Based on non-local theory, the dispersion characteristics of ultrasonic vibration in Specimen tension are analyzed, and the effects of ultrasonic frequency and amplitude on the wave dispersion are obtained through theoretical analysis. Tensile tests were carried out using an ultrasonic vibration system and specimens, and the test process as well as test parts were observed and analyzed. The influence of the ultrasonic vibration on fracture properties and the change of grain micro-organization under different loading conditions were verified by experiments. The introduction of ultrasonic vibration changes the internal stress of the ceramic fracture, affects the hardness of the workpiece, and also leads to the scattering of particles, which leads to the aggravation of ultrasonic attenuation and phase velocity dispersion. SEM and XRD analyses showed that with the increase in ultrasonic frequency and amplitude，the trans -granular fracture was more obvious, the micro-cracks and dimples increased, and micro-pores increased in size and number.
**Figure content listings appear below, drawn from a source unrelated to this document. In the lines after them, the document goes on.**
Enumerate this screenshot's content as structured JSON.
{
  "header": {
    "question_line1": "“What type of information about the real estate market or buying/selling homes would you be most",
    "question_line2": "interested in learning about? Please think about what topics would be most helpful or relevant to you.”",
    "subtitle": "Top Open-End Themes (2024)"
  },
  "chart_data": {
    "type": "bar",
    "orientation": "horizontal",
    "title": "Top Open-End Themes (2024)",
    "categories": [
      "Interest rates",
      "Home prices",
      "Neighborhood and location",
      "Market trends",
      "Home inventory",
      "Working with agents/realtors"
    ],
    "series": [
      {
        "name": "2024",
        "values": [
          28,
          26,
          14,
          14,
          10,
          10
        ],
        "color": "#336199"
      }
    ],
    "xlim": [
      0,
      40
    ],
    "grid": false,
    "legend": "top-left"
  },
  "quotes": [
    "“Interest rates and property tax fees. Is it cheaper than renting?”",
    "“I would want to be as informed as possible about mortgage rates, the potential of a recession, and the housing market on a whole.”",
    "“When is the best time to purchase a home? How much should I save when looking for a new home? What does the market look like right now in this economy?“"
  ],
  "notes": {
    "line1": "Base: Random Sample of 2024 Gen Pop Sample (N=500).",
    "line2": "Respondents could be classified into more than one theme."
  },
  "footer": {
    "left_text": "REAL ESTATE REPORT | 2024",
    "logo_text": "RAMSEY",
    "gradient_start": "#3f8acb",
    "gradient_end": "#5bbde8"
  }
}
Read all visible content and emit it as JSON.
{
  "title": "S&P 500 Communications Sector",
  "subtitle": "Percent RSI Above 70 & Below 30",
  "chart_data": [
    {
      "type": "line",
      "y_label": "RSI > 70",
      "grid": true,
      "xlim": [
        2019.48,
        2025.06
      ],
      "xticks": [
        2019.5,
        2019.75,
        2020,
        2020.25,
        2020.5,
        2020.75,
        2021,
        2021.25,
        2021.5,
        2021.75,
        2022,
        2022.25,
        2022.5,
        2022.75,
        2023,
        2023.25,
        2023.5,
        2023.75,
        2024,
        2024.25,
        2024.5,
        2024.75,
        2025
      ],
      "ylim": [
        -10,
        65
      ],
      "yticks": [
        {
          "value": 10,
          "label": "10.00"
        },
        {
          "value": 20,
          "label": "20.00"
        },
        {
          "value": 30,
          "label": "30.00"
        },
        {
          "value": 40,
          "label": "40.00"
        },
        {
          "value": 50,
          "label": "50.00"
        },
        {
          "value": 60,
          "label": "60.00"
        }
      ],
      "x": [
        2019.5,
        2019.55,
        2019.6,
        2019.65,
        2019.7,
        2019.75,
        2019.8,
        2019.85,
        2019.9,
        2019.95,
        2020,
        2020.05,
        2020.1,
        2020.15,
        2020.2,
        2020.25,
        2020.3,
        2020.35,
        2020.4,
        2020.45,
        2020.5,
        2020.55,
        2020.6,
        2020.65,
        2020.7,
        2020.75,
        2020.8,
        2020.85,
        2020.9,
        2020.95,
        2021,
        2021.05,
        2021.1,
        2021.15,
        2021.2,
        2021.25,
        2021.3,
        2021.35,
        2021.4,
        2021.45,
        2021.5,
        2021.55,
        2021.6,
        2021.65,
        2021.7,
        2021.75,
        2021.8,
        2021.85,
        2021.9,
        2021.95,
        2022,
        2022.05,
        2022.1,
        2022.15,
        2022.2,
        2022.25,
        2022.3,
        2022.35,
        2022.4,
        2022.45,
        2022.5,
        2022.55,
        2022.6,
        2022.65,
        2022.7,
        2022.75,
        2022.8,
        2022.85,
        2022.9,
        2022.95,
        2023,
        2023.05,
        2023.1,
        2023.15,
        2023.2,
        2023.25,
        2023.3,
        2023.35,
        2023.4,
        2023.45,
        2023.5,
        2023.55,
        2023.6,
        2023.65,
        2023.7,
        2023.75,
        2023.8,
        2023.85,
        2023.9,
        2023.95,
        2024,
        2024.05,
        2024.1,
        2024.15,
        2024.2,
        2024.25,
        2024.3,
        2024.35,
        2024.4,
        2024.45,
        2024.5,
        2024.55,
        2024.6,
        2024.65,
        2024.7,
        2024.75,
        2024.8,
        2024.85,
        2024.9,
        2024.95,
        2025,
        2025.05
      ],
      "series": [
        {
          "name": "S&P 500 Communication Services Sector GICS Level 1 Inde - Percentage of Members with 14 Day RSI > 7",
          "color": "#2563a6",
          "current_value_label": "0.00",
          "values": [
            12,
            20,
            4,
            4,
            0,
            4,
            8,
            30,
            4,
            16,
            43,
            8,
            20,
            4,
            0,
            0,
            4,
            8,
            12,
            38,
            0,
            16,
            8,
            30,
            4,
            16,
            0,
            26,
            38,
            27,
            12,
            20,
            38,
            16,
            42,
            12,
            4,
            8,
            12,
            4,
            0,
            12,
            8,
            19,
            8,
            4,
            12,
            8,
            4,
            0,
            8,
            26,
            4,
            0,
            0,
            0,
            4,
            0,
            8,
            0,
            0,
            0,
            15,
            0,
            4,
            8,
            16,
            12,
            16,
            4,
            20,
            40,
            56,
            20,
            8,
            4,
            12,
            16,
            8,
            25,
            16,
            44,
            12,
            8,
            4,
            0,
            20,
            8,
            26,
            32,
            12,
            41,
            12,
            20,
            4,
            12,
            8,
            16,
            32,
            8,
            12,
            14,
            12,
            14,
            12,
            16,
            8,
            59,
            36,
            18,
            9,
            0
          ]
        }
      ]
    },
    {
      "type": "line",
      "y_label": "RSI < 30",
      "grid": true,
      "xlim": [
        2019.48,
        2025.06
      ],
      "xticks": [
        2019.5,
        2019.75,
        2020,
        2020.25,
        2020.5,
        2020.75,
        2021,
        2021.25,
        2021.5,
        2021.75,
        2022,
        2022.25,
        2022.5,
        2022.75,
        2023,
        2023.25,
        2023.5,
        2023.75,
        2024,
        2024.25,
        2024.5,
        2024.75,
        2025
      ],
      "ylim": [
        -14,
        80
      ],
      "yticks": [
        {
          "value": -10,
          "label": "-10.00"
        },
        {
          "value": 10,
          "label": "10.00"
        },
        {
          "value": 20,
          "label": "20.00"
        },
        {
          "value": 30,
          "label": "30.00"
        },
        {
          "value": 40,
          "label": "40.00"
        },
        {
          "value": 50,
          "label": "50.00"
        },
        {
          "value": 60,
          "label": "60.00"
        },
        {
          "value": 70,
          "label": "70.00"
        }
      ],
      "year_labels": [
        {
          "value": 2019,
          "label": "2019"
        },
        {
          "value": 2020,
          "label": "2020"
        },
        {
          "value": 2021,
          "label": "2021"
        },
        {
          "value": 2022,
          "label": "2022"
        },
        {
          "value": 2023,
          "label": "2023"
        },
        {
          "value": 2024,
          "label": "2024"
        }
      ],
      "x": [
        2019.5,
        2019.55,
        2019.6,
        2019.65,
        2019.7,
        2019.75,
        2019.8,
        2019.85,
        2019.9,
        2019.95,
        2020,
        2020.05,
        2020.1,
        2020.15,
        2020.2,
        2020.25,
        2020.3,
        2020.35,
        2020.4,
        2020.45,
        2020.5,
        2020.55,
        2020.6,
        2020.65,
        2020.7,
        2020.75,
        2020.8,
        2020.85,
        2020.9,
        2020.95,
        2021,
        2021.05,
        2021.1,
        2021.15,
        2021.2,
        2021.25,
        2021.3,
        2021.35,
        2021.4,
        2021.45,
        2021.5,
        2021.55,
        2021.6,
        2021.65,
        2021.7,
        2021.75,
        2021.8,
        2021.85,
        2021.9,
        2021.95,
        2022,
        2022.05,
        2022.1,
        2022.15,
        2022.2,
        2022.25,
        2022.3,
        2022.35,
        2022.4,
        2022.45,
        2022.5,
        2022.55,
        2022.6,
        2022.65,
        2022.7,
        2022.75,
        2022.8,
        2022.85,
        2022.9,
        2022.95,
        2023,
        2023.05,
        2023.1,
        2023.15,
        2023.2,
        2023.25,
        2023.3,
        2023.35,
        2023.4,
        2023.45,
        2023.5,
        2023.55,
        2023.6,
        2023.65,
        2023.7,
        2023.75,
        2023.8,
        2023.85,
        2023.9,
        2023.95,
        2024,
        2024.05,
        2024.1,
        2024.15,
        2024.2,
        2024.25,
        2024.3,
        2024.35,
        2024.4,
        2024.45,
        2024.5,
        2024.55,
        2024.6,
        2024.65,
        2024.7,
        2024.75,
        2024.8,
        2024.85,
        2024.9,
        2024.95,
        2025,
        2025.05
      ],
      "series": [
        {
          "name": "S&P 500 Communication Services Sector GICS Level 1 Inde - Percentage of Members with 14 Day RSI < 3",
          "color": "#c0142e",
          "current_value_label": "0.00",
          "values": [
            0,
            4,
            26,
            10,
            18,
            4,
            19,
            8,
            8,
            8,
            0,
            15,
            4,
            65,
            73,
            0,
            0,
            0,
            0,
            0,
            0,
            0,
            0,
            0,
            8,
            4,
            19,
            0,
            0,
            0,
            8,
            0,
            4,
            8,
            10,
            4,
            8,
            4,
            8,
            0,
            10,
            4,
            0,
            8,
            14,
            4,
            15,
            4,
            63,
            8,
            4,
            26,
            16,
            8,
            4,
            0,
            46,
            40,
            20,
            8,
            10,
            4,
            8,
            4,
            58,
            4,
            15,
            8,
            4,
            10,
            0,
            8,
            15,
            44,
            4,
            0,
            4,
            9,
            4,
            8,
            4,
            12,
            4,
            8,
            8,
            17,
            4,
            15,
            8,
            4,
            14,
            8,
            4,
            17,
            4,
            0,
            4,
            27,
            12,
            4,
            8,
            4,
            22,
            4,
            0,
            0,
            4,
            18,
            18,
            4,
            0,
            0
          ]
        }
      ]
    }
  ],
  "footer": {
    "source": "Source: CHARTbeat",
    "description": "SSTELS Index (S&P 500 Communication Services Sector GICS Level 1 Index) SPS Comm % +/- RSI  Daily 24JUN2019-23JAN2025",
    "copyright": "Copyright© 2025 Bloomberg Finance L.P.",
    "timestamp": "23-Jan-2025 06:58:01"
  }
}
The tensile stress produced by ultrasonic vibration will induce the transformation from T-phase ZrO2 particles to M-phase ZrO2 particles and absorb strain, which greatly improves the plastic mechanical properties of nanocomposite ceramics. Due to the inherent phase transformation toughening mechanism, the material improves the plastic mechanical properties under the ultrasound excitation, and it is easier to achieve ductile domain processing.